Auch nach sieben Jahren, in denen er seine Frau aufopferungsvoll pflegte, hat er sich im Grunde mit der Situation noch nicht abgefunden. Sein größter Wunsch ist nach wie vor, dass seine 84-jährige Frau gesund und selber wieder aktiv werden möge. Seine Lebenssituation empfindet er ohne Alternative. Er fügt sich in sein Schicksal, stellt kaum Fragen.

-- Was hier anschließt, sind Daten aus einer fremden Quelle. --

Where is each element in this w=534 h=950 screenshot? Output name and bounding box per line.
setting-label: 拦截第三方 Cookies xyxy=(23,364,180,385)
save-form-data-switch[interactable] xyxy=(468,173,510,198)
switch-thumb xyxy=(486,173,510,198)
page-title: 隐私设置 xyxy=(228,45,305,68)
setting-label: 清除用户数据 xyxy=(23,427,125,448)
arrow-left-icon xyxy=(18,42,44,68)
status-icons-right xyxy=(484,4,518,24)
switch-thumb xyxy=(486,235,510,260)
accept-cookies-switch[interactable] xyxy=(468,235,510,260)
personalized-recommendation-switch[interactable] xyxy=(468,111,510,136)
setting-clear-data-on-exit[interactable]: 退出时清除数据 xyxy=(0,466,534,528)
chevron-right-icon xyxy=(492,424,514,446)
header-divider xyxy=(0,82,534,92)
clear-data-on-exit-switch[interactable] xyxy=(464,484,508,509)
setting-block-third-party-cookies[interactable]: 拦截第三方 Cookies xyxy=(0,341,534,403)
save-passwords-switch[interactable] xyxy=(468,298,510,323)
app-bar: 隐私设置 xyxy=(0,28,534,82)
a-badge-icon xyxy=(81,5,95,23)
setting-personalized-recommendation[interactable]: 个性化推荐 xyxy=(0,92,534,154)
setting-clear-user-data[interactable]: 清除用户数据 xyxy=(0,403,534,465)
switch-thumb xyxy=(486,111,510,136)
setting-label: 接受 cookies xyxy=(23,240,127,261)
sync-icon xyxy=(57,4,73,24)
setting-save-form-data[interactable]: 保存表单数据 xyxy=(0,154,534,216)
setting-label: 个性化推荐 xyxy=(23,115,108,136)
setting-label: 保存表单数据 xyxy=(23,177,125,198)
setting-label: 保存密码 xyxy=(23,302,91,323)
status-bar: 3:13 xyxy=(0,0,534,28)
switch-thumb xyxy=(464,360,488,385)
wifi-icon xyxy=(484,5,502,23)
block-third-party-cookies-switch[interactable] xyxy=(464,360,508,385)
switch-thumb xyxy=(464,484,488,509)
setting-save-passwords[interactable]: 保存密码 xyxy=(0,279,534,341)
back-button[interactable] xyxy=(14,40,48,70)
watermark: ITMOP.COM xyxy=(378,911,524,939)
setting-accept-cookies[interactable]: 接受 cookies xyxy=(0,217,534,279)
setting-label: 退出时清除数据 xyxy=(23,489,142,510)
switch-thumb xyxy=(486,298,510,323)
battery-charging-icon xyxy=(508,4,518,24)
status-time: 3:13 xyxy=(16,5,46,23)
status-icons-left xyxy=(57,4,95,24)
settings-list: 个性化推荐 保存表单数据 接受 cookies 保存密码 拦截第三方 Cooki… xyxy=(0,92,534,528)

„Da kann ich nun wirklich nicht sagen, ob mir das schwer fällt oder nicht schwer fällt“, sagt er. „Da sind bestimmte Sachen, die gemacht werden müssen. Da werden sie also gemacht, nicht?“
Der Mann ist mit seinen alltäglichen Auf gaben körperlich und geistig immer wieder überfordert. Seine bettlägerige Frau leidet an doppelter Inkontinenz und muss rund um die Uhr Windeln tragen. In der Ecke steht verlassen ein Rollator. Die äußere Erscheinung der Frau gibt deutliche Hinweise darauf, dass es bei der Körperhygiene mangelhaft zugeht. Sie könne, erklärt er, nur noch mit Hilfe eines Lifters gebadet werden, und der passe nicht in das enge Bad. Also wird sie seit mehreren Jahren ausschließlich im Bett gewaschen. Die räumlichen Beschränkungen sind eines. Ungepflegte Fingernägel, schlechte Zähne, Mundgeruch, fettige Haare zeigen doch eher: Hier ist mit allen genutzten Möglichkeiten eine Belastungsgrenze erreicht, die Pflegende und Gepflegte oft nicht wahrhaben wollen. Auch das Haus wirkt innen wie außen verlebt. Der Garten muss einmal sehr gepflegt gewesen sein. Heute ist er verwildert, die Wohnungseinrichtung verschlissen, wenig liebevoll und nicht sehr sauber.
Das Alter und ihre vollständige Bewegungsunfähigkeit diktieren einen Tagesablauf nach nahezu einheitlichem Muster. Die von Mann selbst zubereiteten Mahlzeiten spielen eine große Rolle, sowie die Besuche des Pflegedienstes. Dieser kommt zwischen 8.00 Uhr und 1 0.00 Uhr und wäscht die Frau von Kopf bis Fuß, was in der Regel 20 Minuten dauert. Wird es einmal später, versorgt er seine Frau mit Frühstück. Ansonsten isst sie später. Er bringt ihr dann das Frühstück ans Bett. Je nach Tagesverfassung kann sie die klein geschnittenen Brote mal alleine essen, mal hilft er ihr.
Ihr Mann bevorzugt es, getrennt von ihr zu frühstücken, während der Pflegedienst seine Frau versorgt. Gegen 10.00 Uhr ist der Pflegedienst meistens fertig. Dann erledigt er in Ruhe die Einkäufe, was zwischen einer und drei Stunden täglich dauern kann, wie er sagt. Seine Frau ist in dieser Zeit alleine, was er zwar nur ungern zulässt, aber“ da bleibt mir ja nichts anderes übrig“.